I used to have this problem too until I developed allergies and/or chronic sinus infections that keep me chronically stuffy so that I can't smell many fragrances anymore.

I don't really recommend this approach.
posted by Jacqueline at 7:59 PM on October 23, 2014

Nthing good long term disability insurance and documenting this problem with medical records!
posted by zdravo at 10:28 PM on October 23, 2014

I can get an almost instant headache to a wide range of (manufactured) scents, and what i've found helps is to use a sinusitis spray as soon as possible. Also, in Lush, purveyor of all sorts of hideously scented things, I hear they give people pots of coffee beans to smell as this helps overcome the other smells. I've never tried it myself though.
posted by london explorer girl at 7:08 AM on October 24, 2014

Please do say something, otherwise the hotel folks will never know how many of us there are :)
posted by amtho at 8:06 AM on October 24, 2014 [4 favorites]

I've never used them, but if you click around on the I Can Breathe Masks Carol Anne linked, there's these rather femme "Elegant Honeycomb Lace Masks" - I think if you found a scarf/shawl that coordinated with one of those color schemes, it would be very discreet and cause you less self-consciousness.
posted by Juliet Banana at 10:04 AM on October 24, 2014 [1 favorite]

I'm also recommending seeing an allergist and getting on shots if you have the money for it. It takes a couple months to see results but it helped me so much.

I haven't tried these but saw them mentioned here on the green.
nose filters

I don't know how practical that would be if you're flying but a portable hepa air filter would help in your hotel room. My sister use to take one on trips.

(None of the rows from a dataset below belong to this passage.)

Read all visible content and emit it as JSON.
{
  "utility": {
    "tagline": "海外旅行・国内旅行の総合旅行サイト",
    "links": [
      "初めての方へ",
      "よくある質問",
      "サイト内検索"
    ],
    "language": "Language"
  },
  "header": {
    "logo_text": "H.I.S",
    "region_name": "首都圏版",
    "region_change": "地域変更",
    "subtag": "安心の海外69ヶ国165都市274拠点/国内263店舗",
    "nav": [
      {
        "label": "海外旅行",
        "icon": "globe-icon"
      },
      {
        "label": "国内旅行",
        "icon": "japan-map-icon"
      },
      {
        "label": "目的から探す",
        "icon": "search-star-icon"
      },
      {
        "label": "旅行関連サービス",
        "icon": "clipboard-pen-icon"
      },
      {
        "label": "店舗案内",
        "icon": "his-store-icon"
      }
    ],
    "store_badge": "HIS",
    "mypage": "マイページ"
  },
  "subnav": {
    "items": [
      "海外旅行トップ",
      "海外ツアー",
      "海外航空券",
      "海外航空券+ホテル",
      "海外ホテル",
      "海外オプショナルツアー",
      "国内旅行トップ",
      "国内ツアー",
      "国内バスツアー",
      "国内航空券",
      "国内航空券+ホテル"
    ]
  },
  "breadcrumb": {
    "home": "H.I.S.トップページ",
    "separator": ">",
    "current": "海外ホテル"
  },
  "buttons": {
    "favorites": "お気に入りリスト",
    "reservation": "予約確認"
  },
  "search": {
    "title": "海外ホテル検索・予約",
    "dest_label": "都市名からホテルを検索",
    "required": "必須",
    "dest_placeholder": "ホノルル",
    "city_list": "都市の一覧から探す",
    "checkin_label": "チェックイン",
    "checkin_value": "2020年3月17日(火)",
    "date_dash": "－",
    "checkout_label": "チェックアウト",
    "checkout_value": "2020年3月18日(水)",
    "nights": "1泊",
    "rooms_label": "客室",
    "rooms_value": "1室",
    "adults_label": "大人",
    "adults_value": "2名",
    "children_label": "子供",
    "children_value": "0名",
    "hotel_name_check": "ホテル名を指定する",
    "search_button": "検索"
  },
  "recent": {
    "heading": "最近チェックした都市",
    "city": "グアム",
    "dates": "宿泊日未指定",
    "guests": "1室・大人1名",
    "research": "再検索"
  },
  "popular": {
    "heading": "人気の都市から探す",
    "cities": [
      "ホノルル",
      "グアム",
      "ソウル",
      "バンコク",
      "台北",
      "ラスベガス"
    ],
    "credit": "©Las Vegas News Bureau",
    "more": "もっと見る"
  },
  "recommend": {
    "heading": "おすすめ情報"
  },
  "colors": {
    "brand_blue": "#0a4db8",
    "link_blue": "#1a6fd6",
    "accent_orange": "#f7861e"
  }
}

Saline nose spray, then blowing will help get whatever is bothering you out of your nose. If you're still around the scent, you'll have to keep repeating this. I found that getting whatever is bothering you out of your airways will help get rid of that "feel like crap" feeling.

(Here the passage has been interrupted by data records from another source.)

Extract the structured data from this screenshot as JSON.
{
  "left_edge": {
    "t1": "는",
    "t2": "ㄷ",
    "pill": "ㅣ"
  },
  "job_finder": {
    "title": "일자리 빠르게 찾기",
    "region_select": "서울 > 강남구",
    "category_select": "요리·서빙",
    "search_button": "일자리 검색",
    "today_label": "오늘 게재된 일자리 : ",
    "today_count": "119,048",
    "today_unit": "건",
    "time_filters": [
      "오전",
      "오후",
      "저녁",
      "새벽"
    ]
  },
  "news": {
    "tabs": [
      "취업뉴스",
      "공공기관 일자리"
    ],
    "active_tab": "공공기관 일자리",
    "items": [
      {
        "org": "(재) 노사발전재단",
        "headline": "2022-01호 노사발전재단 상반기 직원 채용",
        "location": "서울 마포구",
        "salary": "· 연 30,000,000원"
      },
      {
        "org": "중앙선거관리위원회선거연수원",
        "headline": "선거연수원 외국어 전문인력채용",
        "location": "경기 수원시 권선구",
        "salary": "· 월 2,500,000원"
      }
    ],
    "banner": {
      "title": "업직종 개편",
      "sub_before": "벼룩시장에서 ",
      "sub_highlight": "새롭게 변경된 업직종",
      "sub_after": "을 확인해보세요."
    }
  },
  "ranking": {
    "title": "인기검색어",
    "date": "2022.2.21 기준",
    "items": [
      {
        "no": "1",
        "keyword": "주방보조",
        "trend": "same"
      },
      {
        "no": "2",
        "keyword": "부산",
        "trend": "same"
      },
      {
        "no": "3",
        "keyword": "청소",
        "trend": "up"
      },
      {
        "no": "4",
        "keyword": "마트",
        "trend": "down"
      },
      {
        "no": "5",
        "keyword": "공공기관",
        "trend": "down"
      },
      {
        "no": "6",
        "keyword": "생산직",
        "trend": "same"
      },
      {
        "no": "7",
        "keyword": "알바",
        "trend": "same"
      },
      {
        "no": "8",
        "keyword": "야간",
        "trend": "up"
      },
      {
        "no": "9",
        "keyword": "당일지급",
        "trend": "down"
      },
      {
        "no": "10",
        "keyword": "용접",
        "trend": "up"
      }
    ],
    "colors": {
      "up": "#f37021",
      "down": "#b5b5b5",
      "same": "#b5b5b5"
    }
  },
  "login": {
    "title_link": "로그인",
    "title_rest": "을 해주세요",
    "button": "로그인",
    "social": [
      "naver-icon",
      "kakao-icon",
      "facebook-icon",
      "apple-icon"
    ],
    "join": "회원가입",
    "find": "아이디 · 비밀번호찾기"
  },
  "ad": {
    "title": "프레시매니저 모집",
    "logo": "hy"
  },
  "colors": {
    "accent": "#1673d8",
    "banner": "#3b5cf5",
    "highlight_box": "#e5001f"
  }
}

If you can handle natural scents, a small film of Vick's vapor rub on the inside of your nose blocks all other smells. I saw people saying that it's what coroners use around dead bodies and figured it would help with perfume (my sister is allergic to different scents than me and it's caused some friction). I think it also covers the mast cells which cause an allergic reaction. The menthol makes it easier to breath.
posted by stray thoughts at 11:10 PM on October 25, 2014

Saline nose spray, then blowing will help get whatever is bothering you out of your nose. If you're still around the scent, you'll have to keep repeating this. I found that getting whatever is bothering you out of your airways will help get rid of that "feel like crap" feeling.

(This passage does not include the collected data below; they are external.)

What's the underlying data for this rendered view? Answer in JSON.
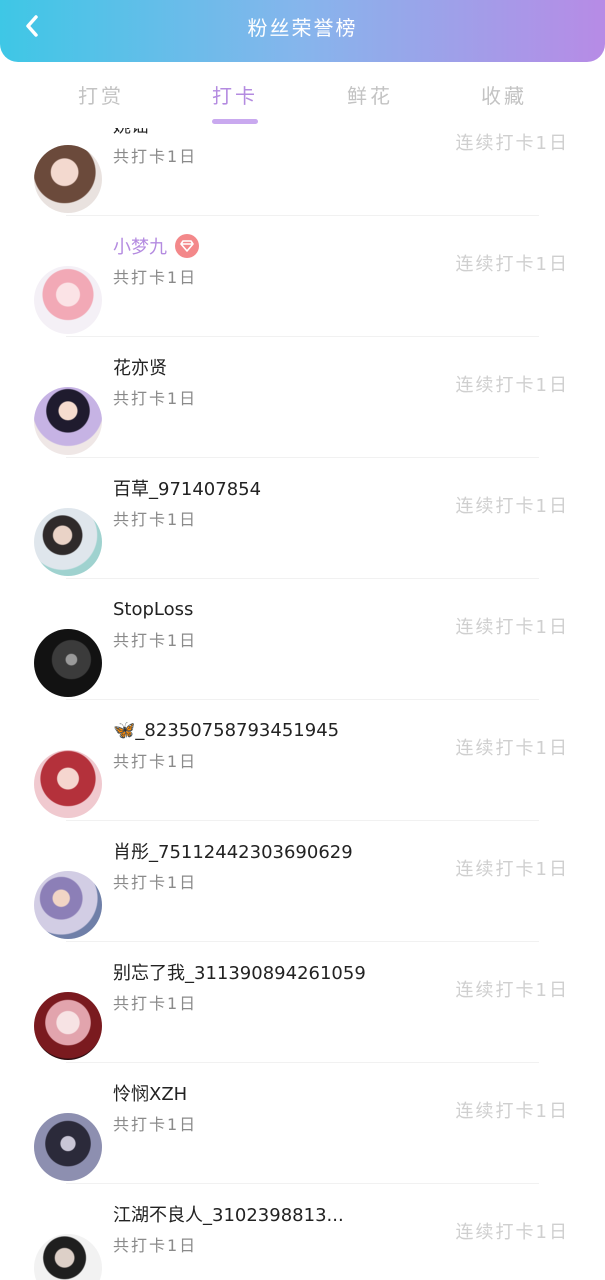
{
  "header": {
    "title": "粉丝荣誉榜"
  },
  "tabs": [
    {
      "label": "打赏",
      "active": false
    },
    {
      "label": "打卡",
      "active": true
    },
    {
      "label": "鲜花",
      "active": false
    },
    {
      "label": "收藏",
      "active": false
    }
  ],
  "colors": {
    "accent": "#b48be0",
    "header_gradient_start": "#3ec7e6",
    "header_gradient_end": "#b78be6",
    "vip_badge": "#f3888a"
  },
  "fans": [
    {
      "name": "婉谣",
      "sub": "共打卡1日",
      "streak": "连续打卡1日",
      "vip": false,
      "avatar": "girl-photo-avatar"
    },
    {
      "name": "小梦九",
      "sub": "共打卡1日",
      "streak": "连续打卡1日",
      "vip": true,
      "avatar": "anime-girl-avatar"
    },
    {
      "name": "花亦贤",
      "sub": "共打卡1日",
      "streak": "连续打卡1日",
      "vip": false,
      "avatar": "anime-costume-avatar"
    },
    {
      "name": "百草_971407854",
      "sub": "共打卡1日",
      "streak": "连续打卡1日",
      "vip": false,
      "avatar": "pillow-girl-avatar"
    },
    {
      "name": "StopLoss",
      "sub": "共打卡1日",
      "streak": "连续打卡1日",
      "vip": false,
      "avatar": "dark-scene-avatar"
    },
    {
      "name": "🦋_82350758793451945",
      "sub": "共打卡1日",
      "streak": "连续打卡1日",
      "vip": false,
      "avatar": "red-hair-girl-avatar"
    },
    {
      "name": "肖彤_75112442303690629",
      "sub": "共打卡1日",
      "streak": "连续打卡1日",
      "vip": false,
      "avatar": "kids-group-avatar"
    },
    {
      "name": "别忘了我_311390894261059",
      "sub": "共打卡1日",
      "streak": "连续打卡1日",
      "vip": false,
      "avatar": "anime-cat-girl-avatar"
    },
    {
      "name": "怜悯XZH",
      "sub": "共打卡1日",
      "streak": "连续打卡1日",
      "vip": false,
      "avatar": "blurred-face-avatar"
    },
    {
      "name": "江湖不良人_3102398813...",
      "sub": "共打卡1日",
      "streak": "连续打卡1日",
      "vip": false,
      "avatar": "boy-tshirt-avatar"
    }
  ]
}
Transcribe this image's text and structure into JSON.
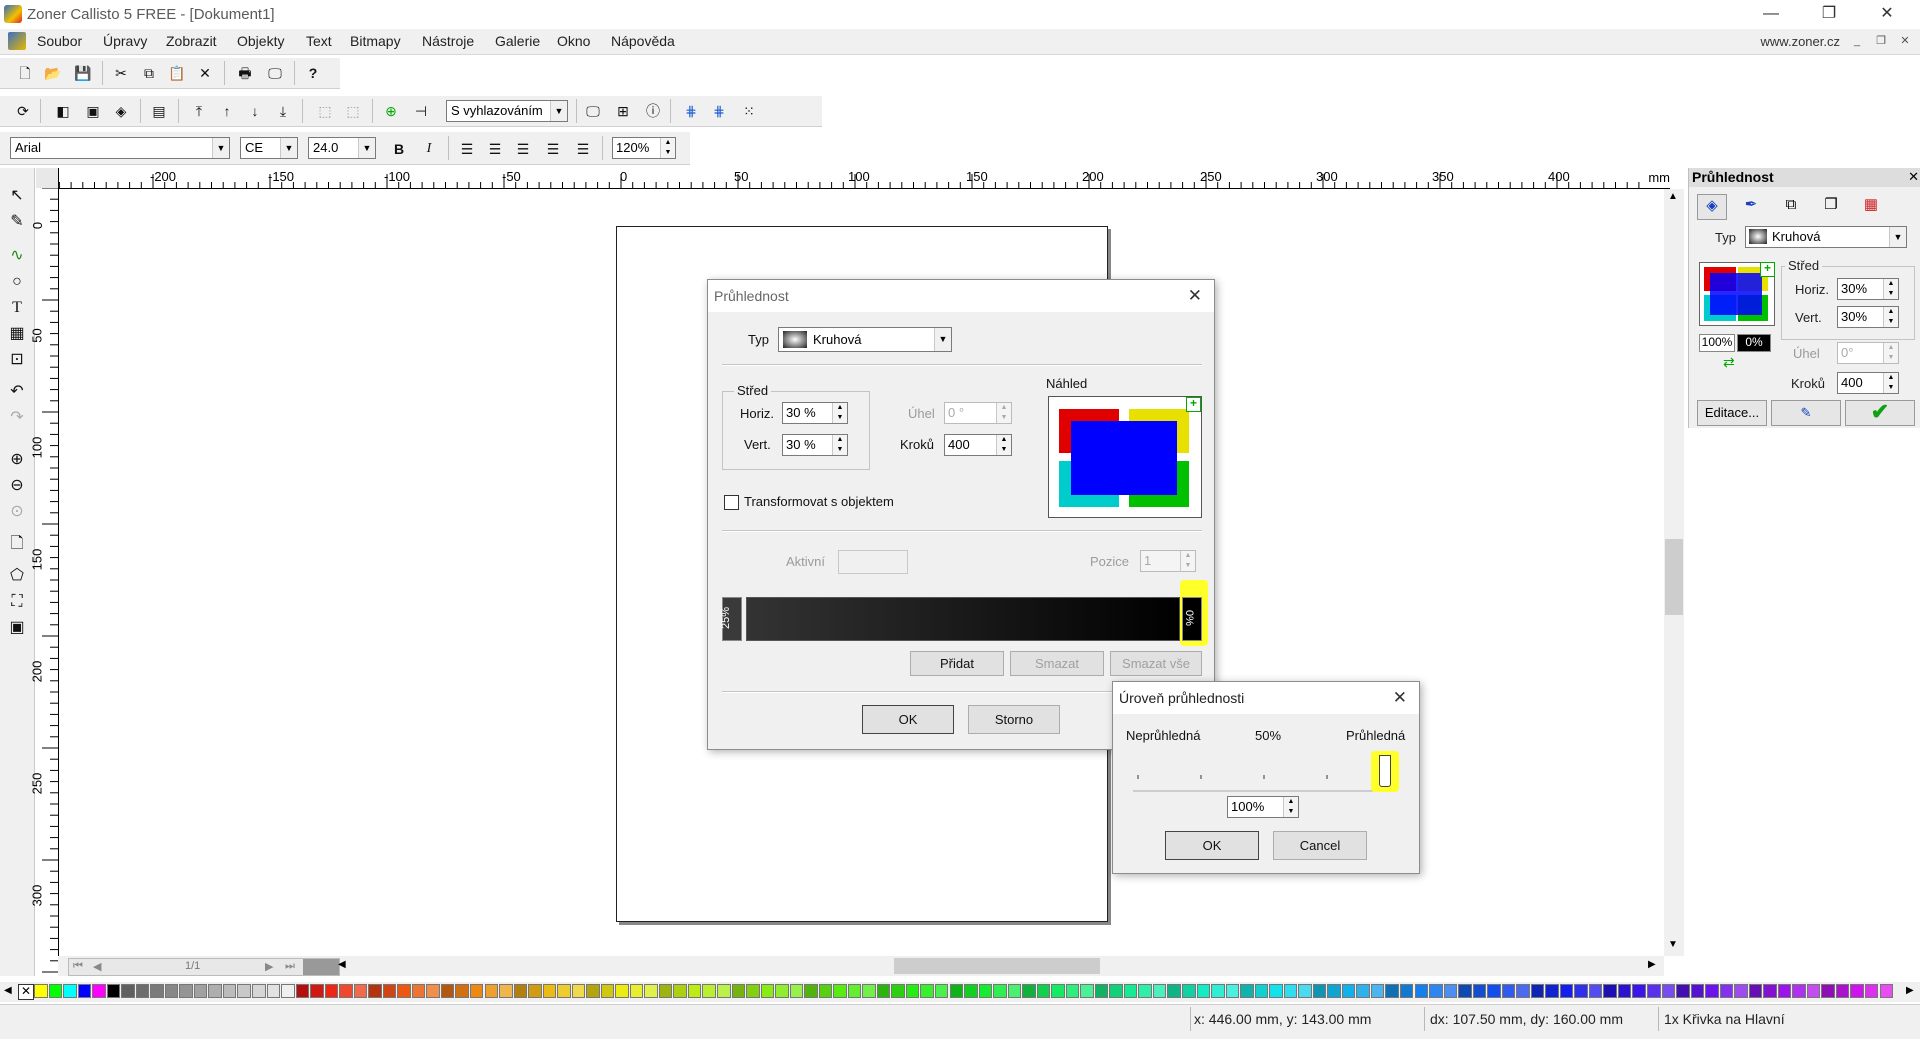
{
  "window": {
    "title": "Zoner Callisto 5 FREE - [Dokument1]",
    "minimize": "—",
    "restore": "❐",
    "close": "✕"
  },
  "menu": {
    "items": [
      "Soubor",
      "Úpravy",
      "Zobrazit",
      "Objekty",
      "Text",
      "Bitmapy",
      "Nástroje",
      "Galerie",
      "Okno",
      "Nápověda"
    ],
    "site": "www.zoner.cz",
    "mdi": [
      "_",
      "❐",
      "✕"
    ]
  },
  "toolbar2": {
    "smoothing": "S vyhlazováním"
  },
  "toolbar3": {
    "font": "Arial",
    "charset": "CE",
    "size": "24.0",
    "bold": "B",
    "italic": "I",
    "zoom": "120%"
  },
  "ruler": {
    "unit": "mm",
    "top_labels": [
      "-200",
      "-150",
      "-100",
      "-50",
      "0",
      "50",
      "100",
      "150",
      "200",
      "250",
      "300",
      "350",
      "400"
    ],
    "left_labels": [
      "0",
      "50",
      "100",
      "150",
      "200",
      "250",
      "300"
    ]
  },
  "page_nav": {
    "current": "1/1"
  },
  "status": {
    "coords": "x: 446.00 mm, y: 143.00 mm",
    "delta": "dx: 107.50 mm, dy: 160.00 mm",
    "selection": "1x Křivka na Hlavní"
  },
  "panel": {
    "title": "Průhlednost",
    "typ_label": "Typ",
    "typ_value": "Kruhová",
    "stred_label": "Střed",
    "horiz_label": "Horiz.",
    "horiz_value": "30%",
    "vert_label": "Vert.",
    "vert_value": "30%",
    "uhel_label": "Úhel",
    "uhel_value": "0°",
    "kroku_label": "Kroků",
    "kroku_value": "400",
    "pct_left": "100%",
    "pct_right": "0%",
    "edit_button": "Editace..."
  },
  "dialog_main": {
    "title": "Průhlednost",
    "typ_label": "Typ",
    "typ_value": "Kruhová",
    "stred_label": "Střed",
    "horiz_label": "Horiz.",
    "horiz_value": "30 %",
    "vert_label": "Vert.",
    "vert_value": "30 %",
    "uhel_label": "Úhel",
    "uhel_value": "0 °",
    "kroku_label": "Kroků",
    "kroku_value": "400",
    "preview_label": "Náhled",
    "transform_label": "Transformovat s objektem",
    "aktivni_label": "Aktivní",
    "pozice_label": "Pozice",
    "pozice_value": "1",
    "marker_left": "25%",
    "marker_right": "0%",
    "add_button": "Přidat",
    "delete_button": "Smazat",
    "delete_all_button": "Smazat vše",
    "ok_button": "OK",
    "cancel_button": "Storno"
  },
  "dialog_level": {
    "title": "Úroveň průhlednosti",
    "label_left": "Neprůhledná",
    "label_mid": "50%",
    "label_right": "Průhledná",
    "slider_level": 1.0,
    "value": "100%",
    "ok_button": "OK",
    "cancel_button": "Cancel"
  },
  "colors": {
    "highlight": "#ffff2a",
    "preview_blue": "#0000ff",
    "accent_green": "#10a010"
  }
}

Oh, this reminds me, when I have allergies, I wash my nose out in the sink and it really helps. Not with a neti pot or anything, just with my hands. The basic procedure is: 1 Cup hands and fill with water. 2: Put nose underwater in your hands. 3. Blow (like when you're blowing your nose). I'm not sure why this is so much more effective than just blowing my nose, but it really does seem to calm the allergies down. It's a little gross I guess, but you're already at a sink to do this, so you can just wash your hands afterwards.
posted by If only I had a penguin... at 11:59 PM on October 25, 2014

I've suffered from fragrance sensitivities for over ten years, and have some of the same reactions you do. It's particularly difficult when I travel. I've heard good things from frequent travelers about the Wein Mini-Mate wearable air purifier, and I plan to order one soon.